Panbo editor, publisher & chief bottlewasher from 4/2005 until 8/2018, and now pleased to have Ben Stein as a very able publisher, webmaster, and editing colleague. Please don't regard him as an "expert"; he's getting quite old and thinks that "fadiddling fumble-putz" is a more accurate description.

6 Responses

  1. Richard says:

    So, you say that $400 buys two laptops with sunlight readable displays? And I believe, according to the PBS documentary on this subject, these machines are water resistant as well.
    Tell me than, why are sunlight readable, VGA 12.1″ computer screens for mounting at the helm $3500? This is just the display for hooking up to a laptop not a chartplotter. I have heard all the industry excusses for the outragious price of a bright, water resistant, computer screen, but never believed a word of it. If Garmin, Furnuo, Simrad and others can make a complete radar/chartplotter screen with a load of features for $3500 why can’t I buy a single featureless screen for just $400?

  2. Eliboat says:

    Uh oh…here we go with it again. I actually agree with you Richard, but so long as the market can bear the current kind of upcharge, the prices will remain high. Ben, do keep us aprised of how capable this thing is once you get it.
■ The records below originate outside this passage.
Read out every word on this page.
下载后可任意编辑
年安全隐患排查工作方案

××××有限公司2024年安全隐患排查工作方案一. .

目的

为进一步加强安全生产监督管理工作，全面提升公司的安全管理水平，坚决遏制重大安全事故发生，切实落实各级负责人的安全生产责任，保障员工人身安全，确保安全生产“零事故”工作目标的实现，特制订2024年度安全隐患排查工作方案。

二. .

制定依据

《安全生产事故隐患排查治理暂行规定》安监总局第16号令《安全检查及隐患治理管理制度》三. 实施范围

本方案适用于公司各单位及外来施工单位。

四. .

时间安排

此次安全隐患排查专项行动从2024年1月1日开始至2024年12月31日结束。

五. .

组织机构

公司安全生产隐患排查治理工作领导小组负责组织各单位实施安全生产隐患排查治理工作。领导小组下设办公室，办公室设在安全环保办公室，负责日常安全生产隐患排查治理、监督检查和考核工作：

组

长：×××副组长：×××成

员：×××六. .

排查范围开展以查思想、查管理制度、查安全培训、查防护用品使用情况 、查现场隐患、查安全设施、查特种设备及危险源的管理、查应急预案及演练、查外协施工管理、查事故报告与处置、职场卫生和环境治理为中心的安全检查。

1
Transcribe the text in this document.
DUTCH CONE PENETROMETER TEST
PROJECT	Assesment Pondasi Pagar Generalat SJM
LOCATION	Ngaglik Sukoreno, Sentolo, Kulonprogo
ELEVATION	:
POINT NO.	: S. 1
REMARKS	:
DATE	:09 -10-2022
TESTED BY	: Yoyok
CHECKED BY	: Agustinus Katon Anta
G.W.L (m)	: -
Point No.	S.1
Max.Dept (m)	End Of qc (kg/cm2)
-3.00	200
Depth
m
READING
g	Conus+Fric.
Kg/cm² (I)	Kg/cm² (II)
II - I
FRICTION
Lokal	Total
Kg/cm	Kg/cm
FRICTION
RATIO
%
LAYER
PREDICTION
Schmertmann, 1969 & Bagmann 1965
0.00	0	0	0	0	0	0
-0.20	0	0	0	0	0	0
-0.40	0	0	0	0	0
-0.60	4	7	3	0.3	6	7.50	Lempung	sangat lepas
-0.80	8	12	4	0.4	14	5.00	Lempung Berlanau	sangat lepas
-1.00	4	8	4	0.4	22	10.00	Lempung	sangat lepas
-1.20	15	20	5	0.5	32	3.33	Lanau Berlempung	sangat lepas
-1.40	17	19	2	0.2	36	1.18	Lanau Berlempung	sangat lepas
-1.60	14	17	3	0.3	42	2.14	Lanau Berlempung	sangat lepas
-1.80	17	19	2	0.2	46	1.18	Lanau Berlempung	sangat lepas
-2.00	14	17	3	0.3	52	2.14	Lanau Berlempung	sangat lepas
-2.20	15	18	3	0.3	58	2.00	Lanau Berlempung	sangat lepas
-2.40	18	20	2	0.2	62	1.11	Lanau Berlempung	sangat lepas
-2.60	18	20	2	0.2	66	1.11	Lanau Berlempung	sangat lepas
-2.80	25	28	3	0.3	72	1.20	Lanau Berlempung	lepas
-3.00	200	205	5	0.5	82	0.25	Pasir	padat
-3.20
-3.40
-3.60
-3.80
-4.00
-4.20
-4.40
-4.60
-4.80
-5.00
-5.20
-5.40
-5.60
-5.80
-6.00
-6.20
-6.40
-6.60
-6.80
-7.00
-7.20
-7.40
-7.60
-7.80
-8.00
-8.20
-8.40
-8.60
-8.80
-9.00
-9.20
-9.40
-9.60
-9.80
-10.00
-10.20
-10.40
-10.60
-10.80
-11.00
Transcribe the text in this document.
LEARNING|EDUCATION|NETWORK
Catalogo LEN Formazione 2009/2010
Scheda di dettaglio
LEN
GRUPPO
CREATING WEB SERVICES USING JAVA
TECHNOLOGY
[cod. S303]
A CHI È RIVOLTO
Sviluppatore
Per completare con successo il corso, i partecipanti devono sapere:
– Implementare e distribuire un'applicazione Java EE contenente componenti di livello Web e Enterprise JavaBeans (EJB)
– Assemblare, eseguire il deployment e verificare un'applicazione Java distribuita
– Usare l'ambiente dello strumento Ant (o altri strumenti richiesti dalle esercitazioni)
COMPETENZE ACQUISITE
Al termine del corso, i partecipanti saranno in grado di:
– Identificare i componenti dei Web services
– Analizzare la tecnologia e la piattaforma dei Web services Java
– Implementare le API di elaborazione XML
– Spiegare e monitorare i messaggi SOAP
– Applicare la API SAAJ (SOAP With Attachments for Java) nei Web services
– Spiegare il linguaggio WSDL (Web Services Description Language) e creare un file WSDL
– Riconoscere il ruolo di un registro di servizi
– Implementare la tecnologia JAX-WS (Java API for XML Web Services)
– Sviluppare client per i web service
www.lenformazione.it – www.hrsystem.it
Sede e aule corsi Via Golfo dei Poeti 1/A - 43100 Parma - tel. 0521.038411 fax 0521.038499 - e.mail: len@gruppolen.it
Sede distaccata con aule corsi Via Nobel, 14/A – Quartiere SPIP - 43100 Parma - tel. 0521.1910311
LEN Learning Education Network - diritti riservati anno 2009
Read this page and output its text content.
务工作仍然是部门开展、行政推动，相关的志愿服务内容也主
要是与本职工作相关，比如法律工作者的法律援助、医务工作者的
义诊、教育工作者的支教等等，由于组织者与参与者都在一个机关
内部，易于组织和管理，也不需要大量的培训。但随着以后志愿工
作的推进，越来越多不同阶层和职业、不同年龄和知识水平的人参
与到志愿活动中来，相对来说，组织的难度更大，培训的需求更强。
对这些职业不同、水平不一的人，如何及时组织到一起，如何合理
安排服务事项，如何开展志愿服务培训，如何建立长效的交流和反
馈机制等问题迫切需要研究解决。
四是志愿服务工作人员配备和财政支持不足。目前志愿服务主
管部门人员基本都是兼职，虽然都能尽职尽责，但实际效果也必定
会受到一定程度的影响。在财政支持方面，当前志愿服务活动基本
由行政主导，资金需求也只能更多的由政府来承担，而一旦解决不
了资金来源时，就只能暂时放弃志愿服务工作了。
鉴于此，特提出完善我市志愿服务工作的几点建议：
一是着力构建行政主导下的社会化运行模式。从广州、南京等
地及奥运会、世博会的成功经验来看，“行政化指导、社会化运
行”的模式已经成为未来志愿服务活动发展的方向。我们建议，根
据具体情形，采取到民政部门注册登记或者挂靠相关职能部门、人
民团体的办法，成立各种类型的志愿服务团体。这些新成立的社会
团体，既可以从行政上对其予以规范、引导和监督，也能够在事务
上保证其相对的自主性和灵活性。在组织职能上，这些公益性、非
  3. Ben Ellison Ben Ellison says:

    Richard, Actually you can buy a 15″ waterproof Argonaut cockpit screen for $1,000, but I don’t think it’s quite as bright as the more expensive ones:
    https://panbo.com/archives/2007/09/cockpit_mac_w_touchpad.html
    And I don’t get your logic with the Garmin, Furuno, etc. 12″ displays. A very large part of their cost is the screen and waterproof housing, and they have a volumn advantage over the monitor makers.
    At for the XO, its screen is much smaller and only greyscale when in sunlight mode. Whole different animal. Which, Eli, I certainly will report about here.

  4. Brian Lane says:

    Under daylight conditions the display is not in color, it is more of a b&w or grayscale. Jesse Keating from RedHat brought one to LinuxFest Northwest 2007 and I got to see it in action.
    You can see some of my pics of it on my gallery page

  5. miltbaker says:

    For a meticulously researched and exceedingly well written sitrep on Nicholas Negroponte’s idea of getting $100 laptops into the hands of 150 million of the world’s poorest schoolchildren, read the front-page story in the Nov. 24-25 (weekend) Wall Street Journal: A Little Laptop With Big Ambitions: How a Computer for the Poor Got Stomped by Tech Giants. The headline tells it all, with Microsoft and Intel coming off as the bad guys when you read the story. Makes me want to sell the little bit of Microsoft and Intel stock I own, but it’s a good lesson in how these guys dominate the computer world.
    –Milt Baker

  6. George says:

    Reading the article proves that Microsoft and Intel cannot win no matter what they do. It really is a good thing that Intel is coming up with an inexpensive laptop for the developing world, and it is a good thing that Microsoft is finally coming up with some affordable software.
    There is a group of people in the software industry who believe that charging anything for your product is evil. They have successfully gotten this message to the media. How they expect programmers who don’t work for the government to pay their mortgages is something that they have yet to explain.